Ibanez TCB1006 - Thundercat Signature Bass (6 string hollow body)












Thundercat Ibanez page

hrrrrr

Need more price details though.


----------



## MaxOfMetal (Oct 30, 2017)

Mwoit said:


> Need more price details though.



Special order only, ~$7k, Sugi built.


----------



## A-Branger (Oct 30, 2017)

was reveal last year (or more) on a bass show that usually happens around this time....dont remember the name.... and also at NAMM, seems it finally made it into "production" because at that price might just call it "custom order".

and I would say the same I said before. Nice looking bass, far too big to be practical for me, and such a terrible high fret access, prob the worse I have seen


----------



## HeHasTheJazzHands (Oct 31, 2017)

Still waiting for the Hannibal Bot sig bass.


----------



## Mwoit (Nov 1, 2017)

Pricey. Oh well. Might as well get a custom or two for the price of that signature.

If they brought out a similar 6 string non sig model, that'd be great, but it's a niche market as it is.


----------



## MaxOfMetal (Nov 1, 2017)

Mwoit said:


> Might as well get a custom or two for the price of that signature.



I can almost guarantee that you're not going to find a cheaper full size, hollow body, long scale, 6 string, Piezo/MIDI bass available at this quality level and time frame. 

All the builders I know who would make this will take between 12 and 24 months and charge upwards of $10k. Building a proper hollow body, one which can withstand bass string tension, is no joke.

I suppose you could gamble on a new builder or someone with little to no hollow body experience looking to branch out, but who wants to play the lottery on a build like this? 

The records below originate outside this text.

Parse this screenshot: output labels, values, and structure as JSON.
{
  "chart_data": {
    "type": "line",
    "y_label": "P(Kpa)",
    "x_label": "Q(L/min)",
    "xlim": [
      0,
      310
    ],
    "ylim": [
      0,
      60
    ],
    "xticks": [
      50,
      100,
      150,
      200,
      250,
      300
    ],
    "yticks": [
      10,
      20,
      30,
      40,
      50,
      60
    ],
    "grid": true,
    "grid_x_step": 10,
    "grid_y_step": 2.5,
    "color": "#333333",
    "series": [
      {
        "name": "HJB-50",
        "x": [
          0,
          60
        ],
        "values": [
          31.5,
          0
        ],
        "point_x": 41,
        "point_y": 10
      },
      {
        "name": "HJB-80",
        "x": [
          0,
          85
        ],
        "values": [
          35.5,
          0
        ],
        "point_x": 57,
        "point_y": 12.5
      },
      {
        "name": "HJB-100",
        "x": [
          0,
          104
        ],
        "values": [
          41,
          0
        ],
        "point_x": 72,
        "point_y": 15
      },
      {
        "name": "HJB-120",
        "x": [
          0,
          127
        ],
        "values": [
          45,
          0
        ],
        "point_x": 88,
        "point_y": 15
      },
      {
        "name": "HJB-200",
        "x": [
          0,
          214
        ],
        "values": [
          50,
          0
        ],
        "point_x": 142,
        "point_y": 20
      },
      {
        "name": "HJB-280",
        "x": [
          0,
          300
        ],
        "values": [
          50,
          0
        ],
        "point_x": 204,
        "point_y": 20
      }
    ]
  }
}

If this does decently, we might at some point get a MII or MIC variant, much like the M80M is to the M8M. While I doubt that Thundercat has as large a following, bassists are far more willing to shell out big bucks for basses on average, given how unique and as much commotion this has caused I could see some units moving.


----------



## Veldar (Jan 25, 2018)

Thundercat is doing a pretty good job at moving into mainstream culture though, if he's next project is as big as drunk he could be the next big bass hero


----------



## cardinal (Jan 25, 2018)

7k is not as bad as I feared. Looks cool.


----------